Aside from head honchos, James Gunn, and the officer in charge leading the studio’s management is co-CEO/co-chairman Peter Safran, (EVP) Executive Vice President of Production Chantal Nong Vo, Jeremy Slater, Christina Hodson, Drew Goddard, Christal Henry, Tom King, and VP of Creative Development Galen Vaisman.

These members in that picture make up both the writers’ room and studio execs in charge of the entire tapestry within the DCU and DC Elseworlds moving forward. This is what Gunn said on Threads:

"“2023 what a year! A lot of my favourite moments I can’t post because of spoilers but here are a few from getaways to premieres to writers rooms to publicity tours to spreading my dad’s ashes in Ireland. 2023 was a year of hard work and incredible challenges – but so many wonderful moments within all that. Family, friends, dogs, and films forever. Thanks to everyone who made this year so great.”"

What’s the difference between DCU v DCEU?

It appears that Gunn and Safran may be going for a hard reboot as opposed to a soft reboot due to every single entry in 2023, from Shazam! Fury of the Gods to Blue Beetle, imaginable, bombing at the box office. Not even the 2023 sequel to 2018’s Aquaman could save it. Last year Gunn said:

"“Even though this is all a connected universe, it’s really important to me that the individual writers and directors on the projects give their own self-expression to it, just like they do in the comics. Everything doesn’t always look the same. Everything doesn’t always have the same expression. Different artists bring remarkably different looks, feels, and tones. This is not the Gunnverse.

I want each project to have the feelings of the individual artist that’s working on it and to give them a lot of freedom – as long as it works – to create something special because what I’ve found through Marvel, what wasn’t exciting was when movies were tonally the same. What was exciting was when you had something like Guardians come out and everyone was like, ‘How is this raccoon going to be dealing with this God of Thunder? That’s going to be weird.

But then when you actually see the mash-up happen, that’s what makes it so fun. So, to see seemingly tonally incongruent things come together is part of the fun of all this.”
"

As it stands, the James Wan helmer currently sits at $279.5 million worldwide box office against an approximate $210 million production budget. It’s safe to say, unfortunately, Warner Bros. and DC Studios didn’t catch lightning in a bottle again with the Jason Mamoa frontrunner, as unlike The Lost Kingdom, the original film did $1.152 billion against an estimated $180 M budget.

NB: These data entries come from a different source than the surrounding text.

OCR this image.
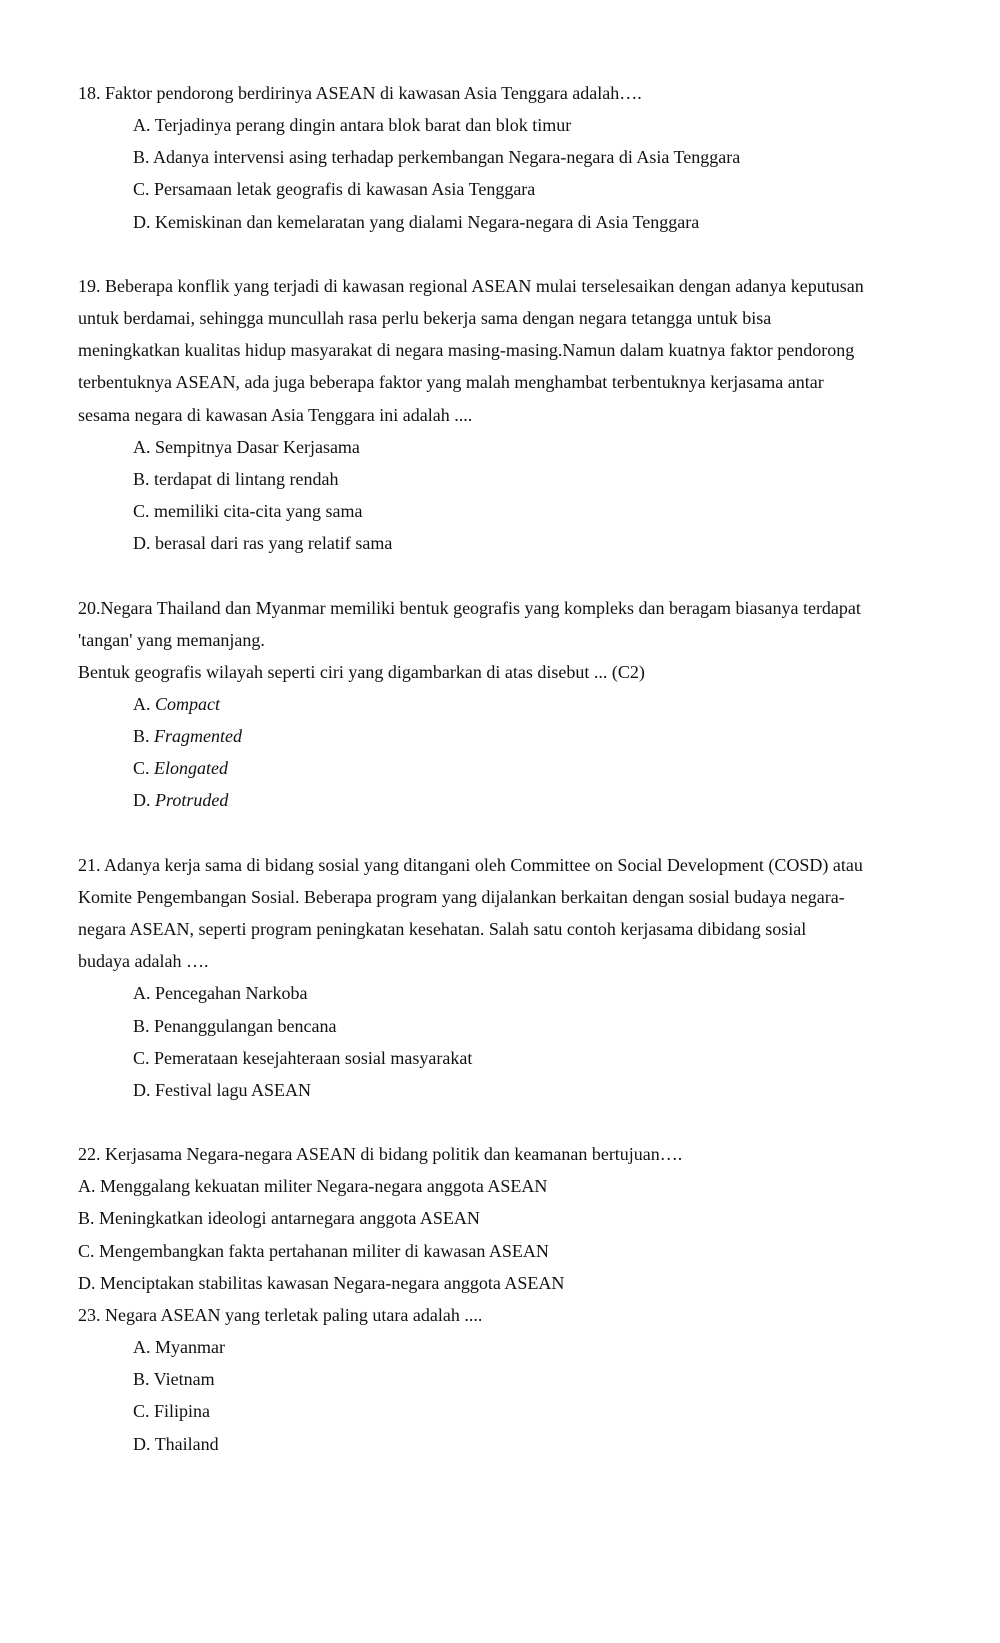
18. Faktor pendorong berdirinya ASEAN di kawasan Asia Tenggara adalah….
A. Terjadinya perang dingin antara blok barat dan blok timur
B. Adanya intervensi asing terhadap perkembangan Negara-negara di Asia Tenggara
C. Persamaan letak geografis di kawasan Asia Tenggara
D. Kemiskinan dan kemelaratan yang dialami Negara-negara di Asia Tenggara
19. Beberapa konflik yang terjadi di kawasan regional ASEAN mulai terselesaikan dengan adanya keputusan
untuk berdamai, sehingga muncullah rasa perlu bekerja sama dengan negara tetangga untuk bisa
meningkatkan kualitas hidup masyarakat di negara masing-masing.Namun dalam kuatnya faktor pendorong
terbentuknya ASEAN, ada juga beberapa faktor yang malah menghambat terbentuknya kerjasama antar
sesama negara di kawasan Asia Tenggara ini adalah ....
A. Sempitnya Dasar Kerjasama
B. terdapat di lintang rendah
C. memiliki cita-cita yang sama
D. berasal dari ras yang relatif sama
20.Negara Thailand dan Myanmar memiliki bentuk geografis yang kompleks dan beragam biasanya terdapat
'tangan' yang memanjang.
Bentuk geografis wilayah seperti ciri yang digambarkan di atas disebut ... (C2)
A. Compact
B. Fragmented
C. Elongated
D. Protruded
21. Adanya kerja sama di bidang sosial yang ditangani oleh Committee on Social Development (COSD) atau
Komite Pengembangan Sosial. Beberapa program yang dijalankan berkaitan dengan sosial budaya negara-
negara ASEAN, seperti program peningkatan kesehatan. Salah satu contoh kerjasama dibidang sosial
budaya adalah ….
A. Pencegahan Narkoba
B. Penanggulangan bencana
C. Pemerataan kesejahteraan sosial masyarakat
D. Festival lagu ASEAN
22. Kerjasama Negara-negara ASEAN di bidang politik dan keamanan bertujuan….
A. Menggalang kekuatan militer Negara-negara anggota ASEAN
B. Meningkatkan ideologi antarnegara anggota ASEAN
C. Mengembangkan fakta pertahanan militer di kawasan ASEAN
D. Menciptakan stabilitas kawasan Negara-negara anggota ASEAN
23. Negara ASEAN yang terletak paling utara adalah ....
A. Myanmar
B. Vietnam
C. Filipina
D. Thailand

The difference between the DCU that I foresee and DCEU is rather than auteurs setting a precedence for its stylistic nodes of a franchise with a filmmaker-driven approach which DC Studios (formerly DC Films) then attempted to amend by treating every subsequent film as a standalone film with a loose connection to the larger world ala James Bond.

In hindsight, it seems Gunn is laying the foundation down for their interconnected universe to be seamless but formless. While living within the ground rules set by a DCU bible Gunn and Safran presented to David Zaslav, artists still have free reign (within reason) to play in their sand castle.